Owen asked me to grab his other arm as we dragged the limp body to the sidewalk as if it was a foxhole. A crowd gathered, snapped selfies with a blood covered face. Traffic stopped and took cell phone pics.  A guy who works at Funky 544 came over and asked if we needed help. Our server asked me if the man had been a victim of the "Knock-Out-Game"? I said "No, it was 'The Stupid White Boy Who Didn't Know When To Let It Go' game. He lost." I told 544 we had called 911. He knew it would be a while, he said he would send some over. Eddie trains his people well, in less than a minute two horse mounted cops strolled. Damn, when they send in the Calvary, 544 means it.
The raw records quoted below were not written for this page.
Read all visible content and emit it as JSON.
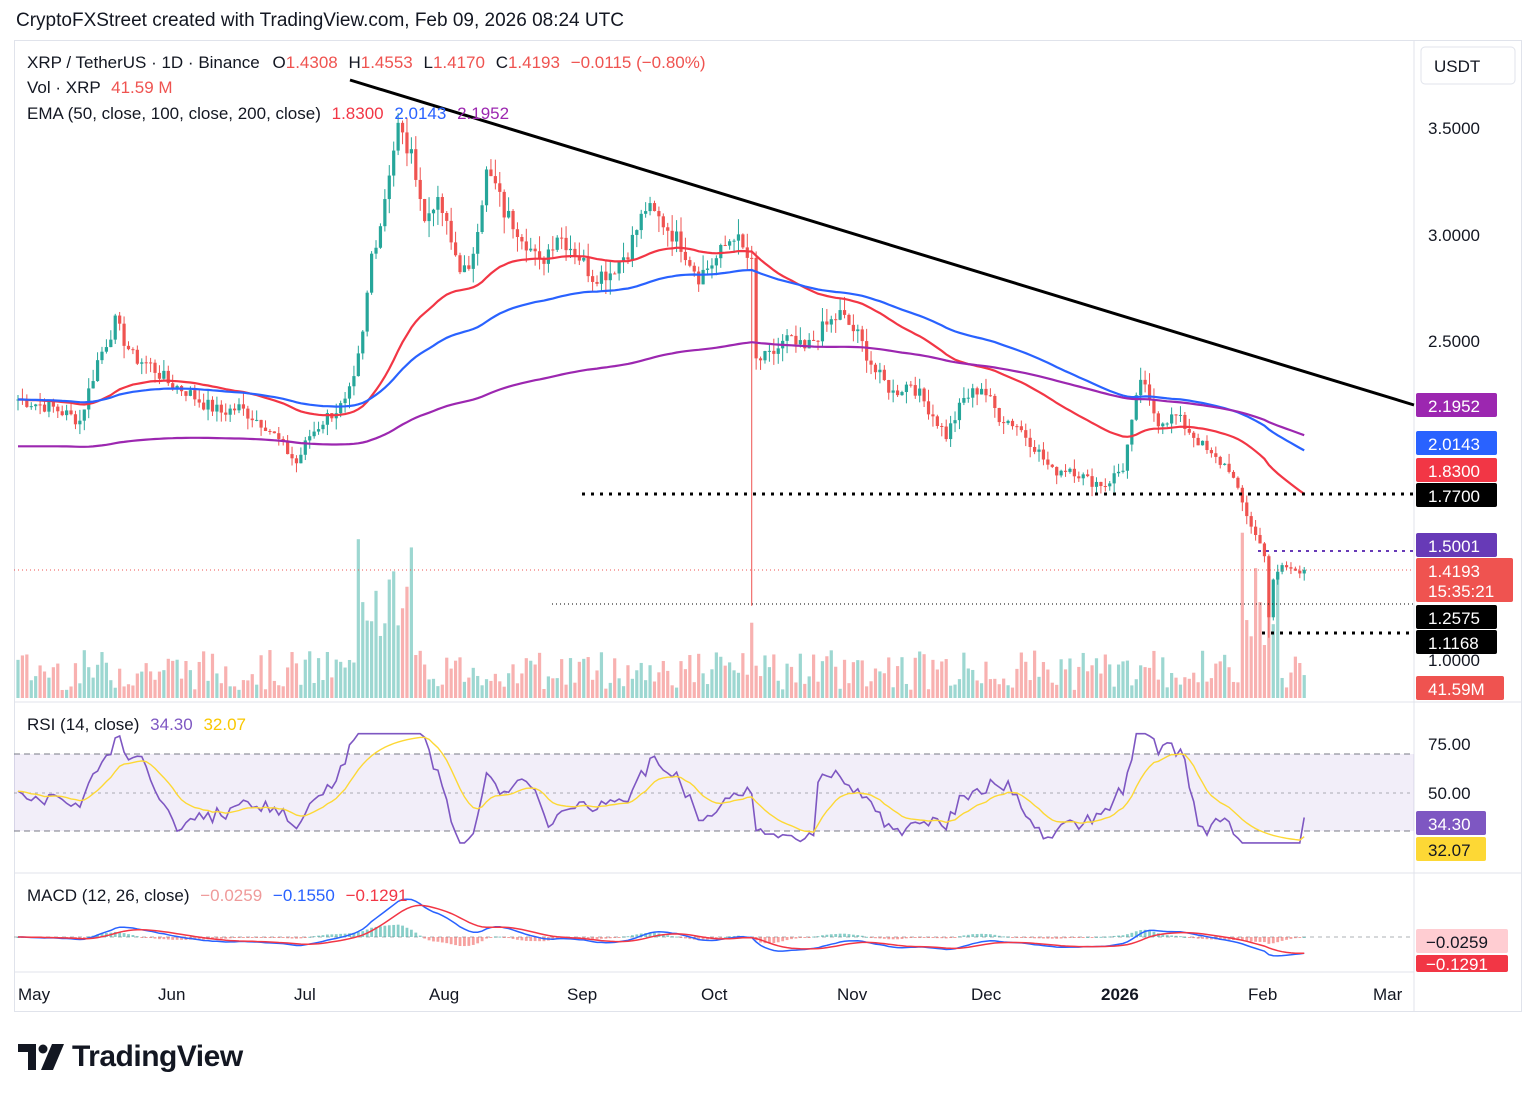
{
  "header": {
    "caption": "CryptoFXStreet created with TradingView.com, Feb 09, 2026 08:24 UTC"
  },
  "legend": {
    "symbol": "XRP / TetherUS · 1D · Binance",
    "o_label": "O",
    "o": "1.4308",
    "h_label": "H",
    "h": "1.4553",
    "l_label": "L",
    "l": "1.4170",
    "c_label": "C",
    "c": "1.4193",
    "change": "−0.0115 (−0.80%)",
    "vol_label": "Vol · XRP",
    "vol_value": "41.59 M",
    "ema_label": "EMA (50, close, 100, close, 200, close)",
    "ema50": "1.8300",
    "ema100": "2.0143",
    "ema200": "2.1952",
    "rsi_label": "RSI (14, close)",
    "rsi_value": "34.30",
    "rsi_ma": "32.07",
    "macd_label": "MACD (12, 26, close)",
    "macd_hist": "−0.0259",
    "macd_line": "−0.1550",
    "macd_signal": "−0.1291"
  },
  "price_axis": {
    "currency": "USDT",
    "ticks": [
      "3.5000",
      "3.0000",
      "2.5000",
      "1.0000"
    ],
    "rsi_ticks": [
      "75.00",
      "50.00"
    ]
  },
  "badges": {
    "ema200": "2.1952",
    "ema100": "2.0143",
    "ema50": "1.8300",
    "s1": "1.7700",
    "s2": "1.5001",
    "last": "1.4193",
    "countdown": "15:35:21",
    "s3": "1.2575",
    "s4": "1.1168",
    "volume": "41.59M",
    "rsi": "34.30",
    "rsi_ma": "32.07",
    "macd_hist": "−0.0259",
    "macd_signal": "−0.1291"
  },
  "colors": {
    "up": "#26a69a",
    "down": "#ef5350",
    "ema50": "#f23645",
    "ema100": "#2962ff",
    "ema200": "#9c27b0",
    "rsi": "#7e57c2",
    "rsi_ma": "#fdd835",
    "trend": "#000000"
  },
  "brand": {
    "name": "TradingView"
  },
  "chart_data": {
    "type": "candlestick",
    "title": "XRP / TetherUS · 1D · Binance",
    "x_labels": [
      "May",
      "Jun",
      "Jul",
      "Aug",
      "Sep",
      "Oct",
      "Nov",
      "Dec",
      "2026",
      "Feb",
      "Mar"
    ],
    "y_ticks": [
      3.5,
      3.0,
      2.5,
      1.0
    ],
    "ema_series": [
      {
        "name": "EMA 50",
        "points": [
          [
            "May",
            2.2
          ],
          [
            "Jun",
            2.22
          ],
          [
            "Jul",
            2.2
          ],
          [
            "Aug",
            2.85
          ],
          [
            "Sep",
            2.9
          ],
          [
            "Oct",
            2.8
          ],
          [
            "Nov",
            2.55
          ],
          [
            "Dec",
            2.1
          ],
          [
            "2026",
            2.02
          ],
          [
            "Feb",
            1.83
          ]
        ]
      },
      {
        "name": "EMA 100",
        "points": [
          [
            "May",
            2.2
          ],
          [
            "Jun",
            2.25
          ],
          [
            "Jul",
            2.2
          ],
          [
            "Aug",
            2.6
          ],
          [
            "Sep",
            2.78
          ],
          [
            "Oct",
            2.85
          ],
          [
            "Nov",
            2.58
          ],
          [
            "Dec",
            2.3
          ],
          [
            "2026",
            2.2
          ],
          [
            "Feb",
            2.01
          ]
        ]
      },
      {
        "name": "EMA 200",
        "points": [
          [
            "May",
            1.98
          ],
          [
            "Jun",
            2.04
          ],
          [
            "Jul",
            2.08
          ],
          [
            "Aug",
            2.42
          ],
          [
            "Sep",
            2.59
          ],
          [
            "Oct",
            2.66
          ],
          [
            "Nov",
            2.52
          ],
          [
            "Dec",
            2.42
          ],
          [
            "2026",
            2.34
          ],
          [
            "Feb",
            2.2
          ]
        ]
      }
    ],
    "levels": [
      1.77,
      1.5001,
      1.4193,
      1.2575,
      1.1168
    ],
    "rsi": {
      "upper": 75,
      "mid": 50,
      "lower": 25,
      "last": 34.3,
      "ma": 32.07
    },
    "macd": {
      "hist": -0.0259,
      "macd": -0.155,
      "signal": -0.1291
    },
    "volume_last": "41.59M"
  }
}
Frat boy became conscious and started talking, I wish he hadn't. I think we all wanted to smack him by the time the ambulance showed up. Forgive me for being a selfish bastard, you are getting blood on my sidewalk, thanks. Another 20 minutes. I went back to mopping until N.O.P.D. called for me. I must admit, most of my experiences have been decent with them. We are one of three people to cops, a suspect, a victim, or a witness. I prefer witness only if I have to. I think his name was Anderson, cool as hell.

I joked with a coworker that I was going to leave the huge blood stain and draw a body chalk outline around it. Leave one arm extended with a slice of our pizza next to it. I decided not to, Sicilian Restaurant owners don't dig that kind of humor.